15. The method according to any one of claims 1 to 13, further comprising:

and outputting information for guiding a user to use the voice interaction function in response to an operation of starting the voice interaction function of the application program.

16. The method of claim 15, wherein the operations comprise: and clicking a set button in the application program, or receiving voice containing a set awakening word.

17. An electronic device, comprising: a memory, a processor; wherein the memory has stored thereon executable code which, when executed by the processor, causes the processor to perform the interaction method of any one of claims 1 to 16.

18. A non-transitory machine-readable storage medium having stored thereon executable code, which when executed by a processor of an electronic device, causes the processor to perform the interaction method of any one of claims 1 to 16.

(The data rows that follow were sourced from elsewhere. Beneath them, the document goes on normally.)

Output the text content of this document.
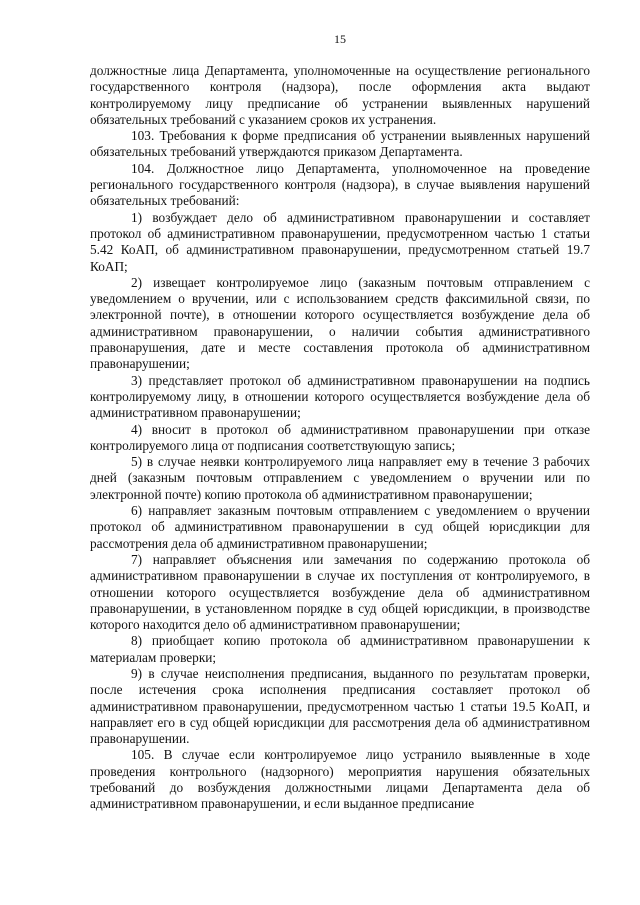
15

должностные лица Департамента, уполномоченные на осуществление регионального государственного контроля (надзора), после оформления акта выдают контролируемому лицу предписание об устранении выявленных нарушений обязательных требований с указанием сроков их устранения.

103. Требования к форме предписания об устранении выявленных нарушений обязательных требований утверждаются приказом Департамента.

104. Должностное лицо Департамента, уполномоченное на проведение регионального государственного контроля (надзора), в случае выявления нарушений обязательных требований:

1) возбуждает дело об административном правонарушении и составляет протокол об административном правонарушении, предусмотренном частью 1 статьи 5.42 КоАП, об административном правонарушении, предусмотренном статьей 19.7 КоАП;

2) извещает контролируемое лицо (заказным почтовым отправлением с уведомлением о вручении, или с использованием средств факсимильной связи, по электронной почте), в отношении которого осуществляется возбуждение дела об административном правонарушении, о наличии события административного правонарушения, дате и месте составления протокола об административном правонарушении;

3) представляет протокол об административном правонарушении на подпись контролируемому лицу, в отношении которого осуществляется возбуждение дела об административном правонарушении;

4) вносит в протокол об административном правонарушении при отказе контролируемого лица от подписания соответствующую запись;

5) в случае неявки контролируемого лица направляет ему в течение 3 рабочих дней (заказным почтовым отправлением с уведомлением о вручении или по электронной почте) копию протокола об административном правонарушении;

6) направляет заказным почтовым отправлением с уведомлением о вручении протокол об административном правонарушении в суд общей юрисдикции для рассмотрения дела об административном правонарушении;

7) направляет объяснения или замечания по содержанию протокола об административном правонарушении в случае их поступления от контролируемого, в отношении которого осуществляется возбуждение дела об административном правонарушении, в установленном порядке в суд общей юрисдикции, в производстве которого находится дело об административном правонарушении;

8) приобщает копию протокола об административном правонарушении к материалам проверки;

9) в случае неисполнения предписания, выданного по результатам проверки, после истечения срока исполнения предписания составляет протокол об административном правонарушении, предусмотренном частью 1 статьи 19.5 КоАП, и направляет его в суд общей юрисдикции для рассмотрения дела об административном правонарушении.

105. В случае если контролируемое лицо устранило выявленные в ходе проведения контрольного (надзорного) мероприятия нарушения обязательных требований до возбуждения должностными лицами Департамента дела об административном правонарушении, и если выданное предписание
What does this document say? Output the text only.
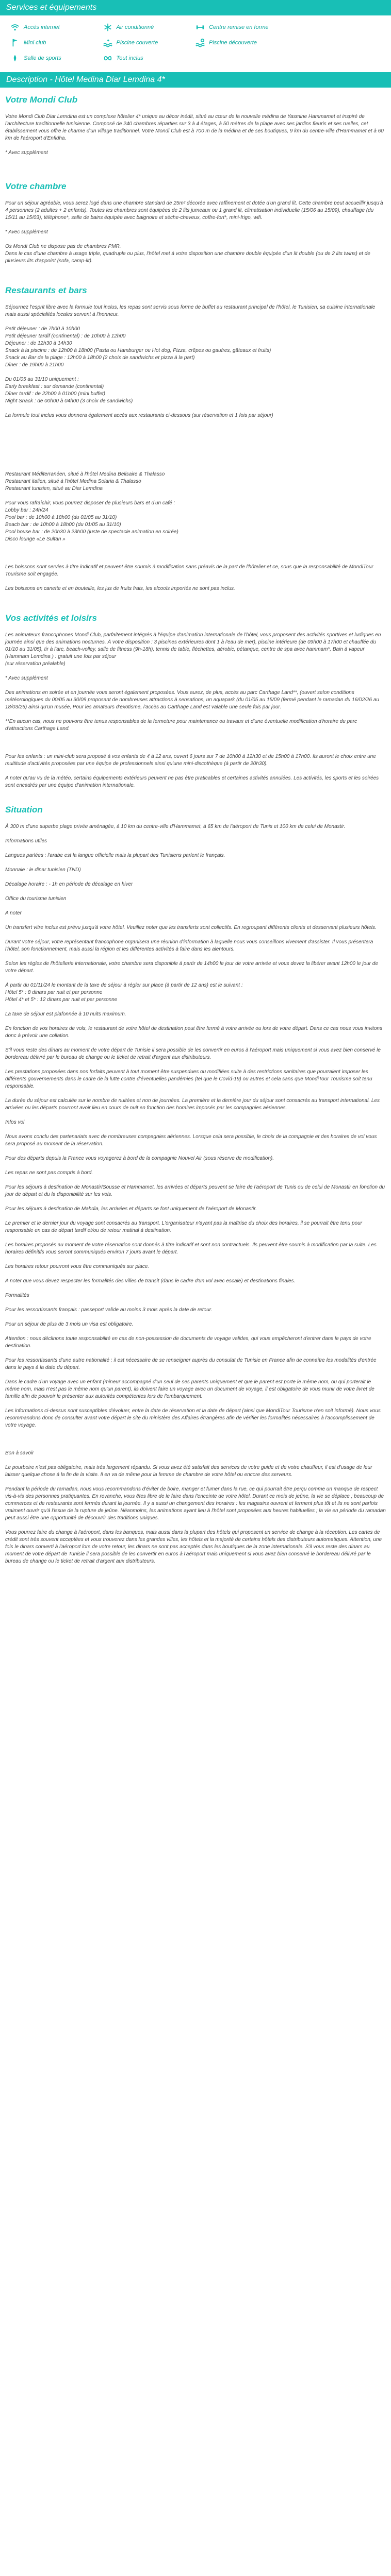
Services et équipements
Accès internet	Air conditionné	Centre remise en forme
Mini club	Piscine couverte	Piscine découverte
Salle de sports	Tout inclus
Description - Hôtel Medina Diar Lemdina 4*
Votre Mondi Club

Votre Mondi Club Diar Lemdina est un complexe hôtelier 4* unique au décor inédit, situé au cœur de la nouvelle médina de Yasmine Hammamet et inspiré de l'architecture traditionnelle tunisienne. Composé de 240 chambres réparties sur 3 à 4 étages, à 50 mètres de la plage avec ses jardins fleuris et ses ruelles, cet établissement vous offre le charme d'un village traditionnel. Votre Mondi Club est à 700 m de la médina et de ses boutiques, 9 km du centre-ville d'Hammamet et à 60 km de l'aéroport d'Enfidha.

* Avec supplément

Votre chambre

Pour un séjour agréable, vous serez logé dans une chambre standard de 25m² décorée avec raffinement et dotée d'un grand lit. Cette chambre peut accueillir jusqu'à 4 personnes (2 adultes + 2 enfants). Toutes les chambres sont équipées de 2 lits jumeaux ou 1 grand lit, climatisation individuelle (15/06 au 15/09), chauffage (du 15/11 au 15/03), téléphone*, salle de bains équipée avec baignoire et sèche-cheveux, coffre-fort*, mini-frigo, wifi.

* Avec supplément

Os Mondi Club ne dispose pas de chambres PMR.

Dans le cas d'une chambre à usage triple, quadruple ou plus, l'hôtel met à votre disposition une chambre double équipée d'un lit double (ou de 2 lits twins) et de plusieurs lits d'appoint (sofa, camp-lit).

Restaurants et bars

Séjournez l'esprit libre avec la formule tout inclus, les repas sont servis sous forme de buffet au restaurant principal de l'hôtel, le Tunisien, sa cuisine internationale mais aussi spécialités locales servent à l'honneur.

Petit déjeuner : de 7h00 à 10h00

Petit déjeuner tardif (continental) : de 10h00 à 12h00

Déjeuner : de 12h30 à 14h30

Snack à la piscine : de 12h00 à 18h00 (Pasta ou Hamburger ou Hot dog, Pizza, crêpes ou gaufres, gâteaux et fruits)

Snack au Bar de la plage : 12h00 à 18h00 (2 choix de sandwichs et pizza à la part)

Dîner : de 19h00 à 21h00

Du 01/05 au 31/10 uniquement :

Early breakfast : sur demande (continental)

Dîner tardif : de 22h00 à 01h00 (mini buffet)

Night Snack : de 00h00 à 04h00 (3 choix de sandwichs)

La formule tout inclus vous donnera également accès aux restaurants ci-dessous (sur réservation et 1 fois par séjour)

Restaurant Méditerranéen, situé à l'hôtel Medina Belisaire & Thalasso

Restaurant italien, situé à l'hôtel Medina Solaria & Thalasso

Restaurant tunisien, situé au Diar Lemdina

Pour vous rafraîchir, vous pourrez disposer de plusieurs bars et d'un café :

Lobby bar : 24h/24

Pool bar : de 10h00 à 18h00 (du 01/05 au 31/10)

Beach bar : de 10h00 à 18h00 (du 01/05 au 31/10)

Pool house bar : de 20h30 à 23h00 (juste de spectacle animation en soirée)

Disco lounge «Le Sultan »

Les boissons sont servies à titre indicatif et peuvent être soumis à modification sans préavis de la part de l'hôtelier et ce, sous que la responsabilité de MondiTour Tourisme soit engagée.

Les boissons en canette et en bouteille, les jus de fruits frais, les alcools importés ne sont pas inclus.

Vos activités et loisirs

Les animateurs francophones Mondi Club, parfaitement intégrés à l'équipe d'animation internationale de l'hôtel, vous proposent des activités sportives et ludiques en journée ainsi que des animations nocturnes. À votre disposition : 3 piscines extérieures dont 1 à l'eau de mer), piscine intérieure (de 09h00 à 17h00 et chauffée du 01/10 au 31/05), tir à l'arc, beach-volley, salle de fitness (9h-18h), tennis de table, fléchettes, aérobic, pétanque, centre de spa avec hammam*, Bain à vapeur (Hammam Lemdina ) : gratuit une fois par séjour

(sur réservation préalable)

* Avec supplément

Des animations en soirée et en journée vous seront également proposées. Vous aurez, de plus, accès au parc Carthage Land**, (ouvert selon conditions météorologiques du 00/05 au 30/09 proposant de nombreuses attractions à sensations, un aquapark (du 01/05 au 15/09 (fermé pendant le ramadan du 16/02/26 au 18/03/26) ainsi qu'un musée, Pour les amateurs d'exotisme, l'accès au Carthage Land est valable une seule fois par jour.

**En aucun cas, nous ne pouvons être tenus responsables de la fermeture pour maintenance ou travaux et d'une éventuelle modification d'horaire du parc d'attractions Carthage Land.

Pour les enfants : un mini-club sera proposé à vos enfants de 4 à 12 ans, ouvert 6 jours sur 7 de 10h00 à 12h30 et de 15h00 à 17h00. Ils auront le choix entre une multitude d'activités proposées par une équipe de professionnels ainsi qu'une mini-discothèque (à partir de 20h30).

A noter qu'au vu de la météo, certains équipements extérieurs peuvent ne pas être praticables et certaines activités annulées. Les activités, les sports et les soirées sont encadrés par une équipe d'animation internationale.

Situation

À 300 m d'une superbe plage privée aménagée, à 10 km du centre-ville d'Hammamet, à 65 km de l'aéroport de Tunis et 100 km de celui de Monastir.

Informations utiles

Langues parlées : l'arabe est la langue officielle mais la plupart des Tunisiens parlent le français.

Monnaie : le dinar tunisien (TND)

Décalage horaire : - 1h en période de décalage en hiver

Office du tourisme tunisien

A noter

Un transfert vitre inclus est prévu jusqu'à votre hôtel. Veuillez noter que les transferts sont collectifs. En regroupant différents clients et desservant plusieurs hôtels.

Durant votre séjour, votre représentant francophone organisera une réunion d'information à laquelle nous vous conseillons vivement d'assister. Il vous présentera l'hôtel, son fonctionnement, mais aussi la région et les différentes activités à faire dans les alentours.

Selon les règles de l'hôtellerie internationale, votre chambre sera disponible à partir de 14h00 le jour de votre arrivée et vous devez la libérer avant 12h00 le jour de votre départ.

À partir du 01/11/24 le montant de la taxe de séjour à régler sur place (à partir de 12 ans) est le suivant :

Hôtel 5* : 8 dinars par nuit et par personne

Hôtel 4* et 5* : 12 dinars par nuit et par personne

La taxe de séjour est plafonnée à 10 nuits maximum.

En fonction de vos horaires de vols, le restaurant de votre hôtel de destination peut être fermé à votre arrivée ou lors de votre départ. Dans ce cas nous vous invitons donc à prévoir une collation.

S'il vous reste des dinars au moment de votre départ de Tunisie il sera possible de les convertir en euros à l'aéroport mais uniquement si vous avez bien conservé le bordereau délivré par le bureau de change ou le ticket de retrait d'argent aux distributeurs.

Les prestations proposées dans nos forfaits peuvent à tout moment être suspendues ou modifiées suite à des restrictions sanitaires que pourraient imposer les différents gouvernements dans le cadre de la lutte contre d'éventuelles pandémies (tel que le Covid-19) ou autres et cela sans que MondiTour Tourisme soit tenu responsable.

La durée du séjour est calculée sur le nombre de nuitées et non de journées. La première et la dernière jour du séjour sont consacrés au transport international. Les arrivées ou les départs pourront avoir lieu en cours de nuit en fonction des horaires imposés par les compagnies aériennes.

Infos vol

Nous avons conclu des partenariats avec de nombreuses compagnies aériennes. Lorsque cela sera possible, le choix de la compagnie et des horaires de vol vous sera proposé au moment de la réservation.

Pour des départs depuis la France vous voyagerez à bord de la compagnie Nouvel Air (sous réserve de modification).

Les repas ne sont pas compris à bord.

Pour les séjours à destination de Monastir/Sousse et Hammamet, les arrivées et départs peuvent se faire de l'aéroport de Tunis ou de celui de Monastir en fonction du jour de départ et du la disponibilité sur les vols.

Pour les séjours à destination de Mahdia, les arrivées et départs se font uniquement de l'aéroport de Monastir.

Le premier et le dernier jour du voyage sont consacrés au transport. L'organisateur n'ayant pas la maîtrise du choix des horaires, il se pourrait être tenu pour responsable en cas de départ tardif et/ou de retour matinal à destination.

Les horaires proposés au moment de votre réservation sont donnés à titre indicatif et sont non contractuels. Ils peuvent être soumis à modification par la suite. Les horaires définitifs vous seront communiqués environ 7 jours avant le départ.

Les horaires retour pourront vous être communiqués sur place.

A noter que vous devez respecter les formalités des villes de transit (dans le cadre d'un vol avec escale) et destinations finales.

Formalités

Pour les ressortissants français : passeport valide au moins 3 mois après la date de retour.

Pour un séjour de plus de 3 mois un visa est obligatoire.

Attention : nous déclinons toute responsabilité en cas de non-possession de documents de voyage valides, qui vous empêcheront d'entrer dans le pays de votre destination.

Pour les ressortissants d'une autre nationalité : il est nécessaire de se renseigner auprès du consulat de Tunisie en France afin de connaître les modalités d'entrée dans le pays à la date du départ.

Dans le cadre d'un voyage avec un enfant (mineur accompagné d'un seul de ses parents uniquement et que le parent est porte le même nom, ou qui porterait le même nom, mais n'est pas le même nom qu'un parent), ils doivent faire un voyage avec un document de voyage, il est obligatoire de vous munir de votre livret de famille afin de pouvoir le présenter aux autorités compétentes lors de l'embarquement.

Les informations ci-dessus sont susceptibles d'évoluer, entre la date de réservation et la date de départ (ainsi que MondiTour Tourisme n'en soit informé). Nous vous recommandons donc de consulter avant votre départ le site du ministère des Affaires étrangères afin de vérifier les formalités nécessaires à l'accomplissement de votre voyage.

Bon à savoir

Le pourboire n'est pas obligatoire, mais très largement répandu. Si vous avez été satisfait des services de votre guide et de votre chauffeur, il est d'usage de leur laisser quelque chose à la fin de la visite. Il en va de même pour la femme de chambre de votre hôtel ou encore des serveurs.

Pendant la période du ramadan, nous vous recommandons d'éviter de boire, manger et fumer dans la rue, ce qui pourrait être perçu comme un manque de respect vis-à-vis des personnes pratiquantes. En revanche, vous êtes libre de le faire dans l'enceinte de votre hôtel. Durant ce mois de jeûne, la vie se déplace ; beaucoup de commerces et de restaurants sont fermés durant la journée. Il y a aussi un changement des horaires : les magasins ouvrent et ferment plus tôt et ils ne sont parfois vraiment ouvrir qu'à l'issue de la rupture de jeûne. Néanmoins, les animations ayant lieu à l'hôtel sont proposées aux heures habituelles ; la vie en période du ramadan peut aussi être une opportunité de découvrir des traditions uniques.

Vous pourrez faire du change à l'aéroport, dans les banques, mais aussi dans la plupart des hôtels qui proposent un service de change à la réception. Les cartes de crédit sont très souvent acceptées et vous trouverez dans les grandes villes, les hôtels et la majorité de certains hôtels des distributeurs automatiques. Attention, une fois le dinars converti à l'aéroport lors de votre retour, les dinars ne sont pas acceptés dans les boutiques de la zone internationale. S'il vous reste des dinars au moment de votre départ de Tunisie il sera possible de les convertir en euros à l'aéroport mais uniquement si vous avez bien conservé le bordereau délivré par le bureau de change ou le ticket de retrait d'argent aux distributeurs.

19. A service program, wherein the service program provides a voice interaction service for an application program, and the service program comprises:

20. An interaction method, comprising:

21. The method according to claim 20, wherein for any interface in the plurality of interfaces, if a data category set corresponding to the at least one behavior object parameter includes a data category corresponding to the any interface, a correspondence between the any interface and the user interaction intention information is established, and the data category set is composed of data categories corresponding to the at least one behavior object parameter.

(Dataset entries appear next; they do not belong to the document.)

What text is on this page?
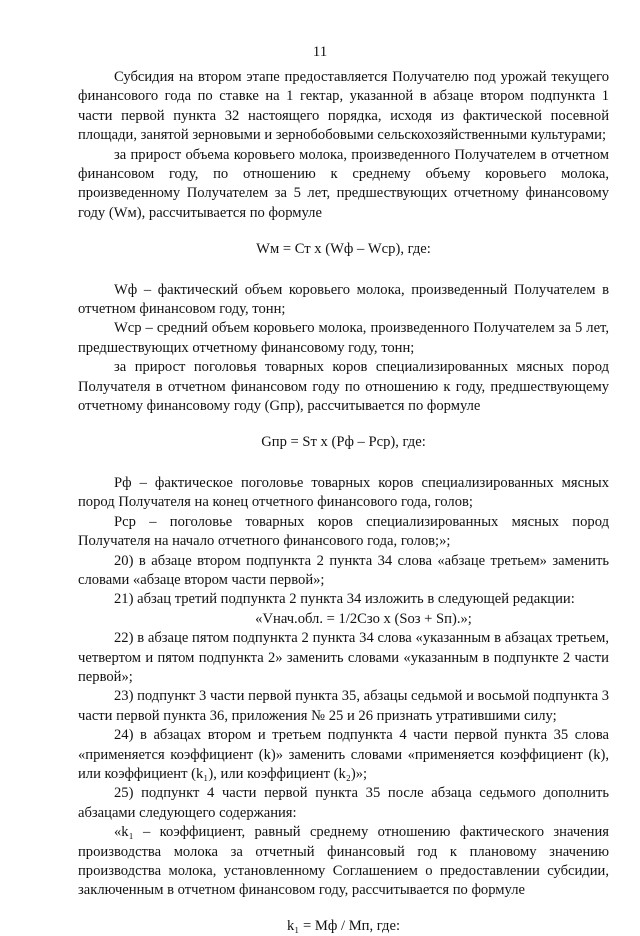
11

Субсидия на втором этапе предоставляется Получателю под урожай текущего финансового года по ставке на 1 гектар, указанной в абзаце втором подпункта 1 части первой пункта 32 настоящего порядка, исходя из фактической посевной площади, занятой зерновыми и зернобобовыми сельскохозяйственными культурами;

за прирост объема коровьего молока, произведенного Получателем в отчетном финансовом году, по отношению к среднему объему коровьего молока, произведенному Получателем за 5 лет, предшествующих отчетному финансовому году (Wм), рассчитывается по формуле

Wм = Ст х (Wф – Wср), где:

Wф – фактический объем коровьего молока, произведенный Получателем в отчетном финансовом году, тонн;

Wср – средний объем коровьего молока, произведенного Получателем за 5 лет, предшествующих отчетному финансовому году, тонн;

за прирост поголовья товарных коров специализированных мясных пород Получателя в отчетном финансовом году по отношению к году, предшествующему отчетному финансовому году (Gпр), рассчитывается по формуле

Gпр = Sт х (Рф – Рср), где:

Рф – фактическое поголовье товарных коров специализированных мясных пород Получателя на конец отчетного финансового года, голов;

Рср – поголовье товарных коров специализированных мясных пород Получателя на начало отчетного финансового года, голов;»;

20) в абзаце втором подпункта 2 пункта 34 слова «абзаце третьем» заменить словами «абзаце втором части первой»;

21) абзац третий подпункта 2 пункта 34 изложить в следующей редакции:

«Vнач.обл. = 1/2Сзо х (Sоз + Sп).»;

22) в абзаце пятом подпункта 2 пункта 34 слова «указанным в абзацах третьем, четвертом и пятом подпункта 2» заменить словами «указанным в подпункте 2 части первой»;

23) подпункт 3 части первой пункта 35, абзацы седьмой и восьмой подпункта 3 части первой пункта 36, приложения № 25 и 26 признать утратившими силу;

24) в абзацах втором и третьем подпункта 4 части первой пункта 35 слова «применяется коэффициент (k)» заменить словами «применяется коэффициент (k), или коэффициент (k₁), или коэффициент (k₂)»;

25) подпункт 4 части первой пункта 35 после абзаца седьмого дополнить абзацами следующего содержания:

«k₁ – коэффициент, равный среднему отношению фактического значения производства молока за отчетный финансовый год к плановому значению производства молока, установленному Соглашением о предоставлении субсидии, заключенным в отчетном финансовом году, рассчитывается по формуле

k₁ = Мф / Мп, где:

22. An interaction method, comprising:

controlling the application program to respond to the first voice information;

receiving second voice information;

23. The method of claim 22, wherein the continuous conversation feature comprises:

the time difference between the receiving time of the second voice message and the receiving time of the first voice message is less than the set time length, or,

the time difference between the receiving time of the second voice message and the receiving time of the first voice message is smaller than the set time length, and the sound source direction of the second voice message is matched with the sound source direction of the first voice message.

24. An interaction method, comprising:

25. The method according to claim 24, wherein the establishing correspondence between the plurality of interfaces and the user interaction intention information according to the data categories corresponding to the interfaces included in the application program and the data categories corresponding to the at least one behavior object parameter comprises:

for any interface in the plurality of interfaces, if the data type set corresponding to the at least one behavior object parameter comprises the data type corresponding to the any interface, establishing a corresponding relation between the any interface and the user interaction intention information, wherein the data type set is composed of the data types corresponding to the at least one behavior object parameter.

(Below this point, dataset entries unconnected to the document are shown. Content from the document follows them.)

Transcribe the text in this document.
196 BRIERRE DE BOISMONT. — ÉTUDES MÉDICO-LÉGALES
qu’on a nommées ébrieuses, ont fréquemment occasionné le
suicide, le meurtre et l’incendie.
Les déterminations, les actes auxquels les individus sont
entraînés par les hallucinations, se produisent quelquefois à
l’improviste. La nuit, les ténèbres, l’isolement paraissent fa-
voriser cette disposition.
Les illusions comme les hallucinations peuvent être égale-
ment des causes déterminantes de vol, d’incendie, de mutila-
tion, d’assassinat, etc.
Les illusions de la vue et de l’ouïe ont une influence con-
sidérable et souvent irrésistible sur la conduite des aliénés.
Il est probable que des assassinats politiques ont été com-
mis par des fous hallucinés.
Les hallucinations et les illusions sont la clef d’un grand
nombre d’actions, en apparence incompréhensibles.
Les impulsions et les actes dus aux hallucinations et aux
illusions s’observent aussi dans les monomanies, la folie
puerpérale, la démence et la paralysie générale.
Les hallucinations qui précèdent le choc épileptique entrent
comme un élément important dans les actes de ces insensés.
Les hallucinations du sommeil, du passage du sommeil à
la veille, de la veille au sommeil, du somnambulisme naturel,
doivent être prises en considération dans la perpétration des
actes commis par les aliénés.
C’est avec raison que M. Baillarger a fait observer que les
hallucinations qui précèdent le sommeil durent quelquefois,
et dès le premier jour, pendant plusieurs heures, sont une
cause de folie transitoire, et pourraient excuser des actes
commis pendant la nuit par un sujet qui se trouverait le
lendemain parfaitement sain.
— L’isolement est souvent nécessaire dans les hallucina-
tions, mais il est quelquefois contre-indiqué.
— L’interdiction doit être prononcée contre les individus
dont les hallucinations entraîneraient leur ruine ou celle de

26. The method of claim 24, further comprising:

and responding to an interactive instruction generated by the service program, wherein the interactive instruction is generated by the service program according to the keyword extracted from the received voice information and the user interaction intention information corresponding to the application program.

27. The method of claim 26, wherein responding to the generated instructions of the service comprises:

receiving the interactive instruction sent by the service program;

determining a target interface which is associated with user interaction intention information corresponding to the interaction instruction and matched with a data category corresponding to the keyword in a plurality of interfaces contained in the application program;

and responding to the interaction instruction according to the target interface.

28. The method of claim 27, further comprising:

29. An electronic device, comprising: a memory, a processor; wherein the memory has stored thereon executable code which, when executed by the processor, causes the processor to perform the interaction method of any of claims 24 to 28.

30. A non-transitory machine-readable storage medium having stored thereon executable code, which when executed by a processor of an electronic device, causes the processor to perform the interaction method of any one of claims 24 to 28.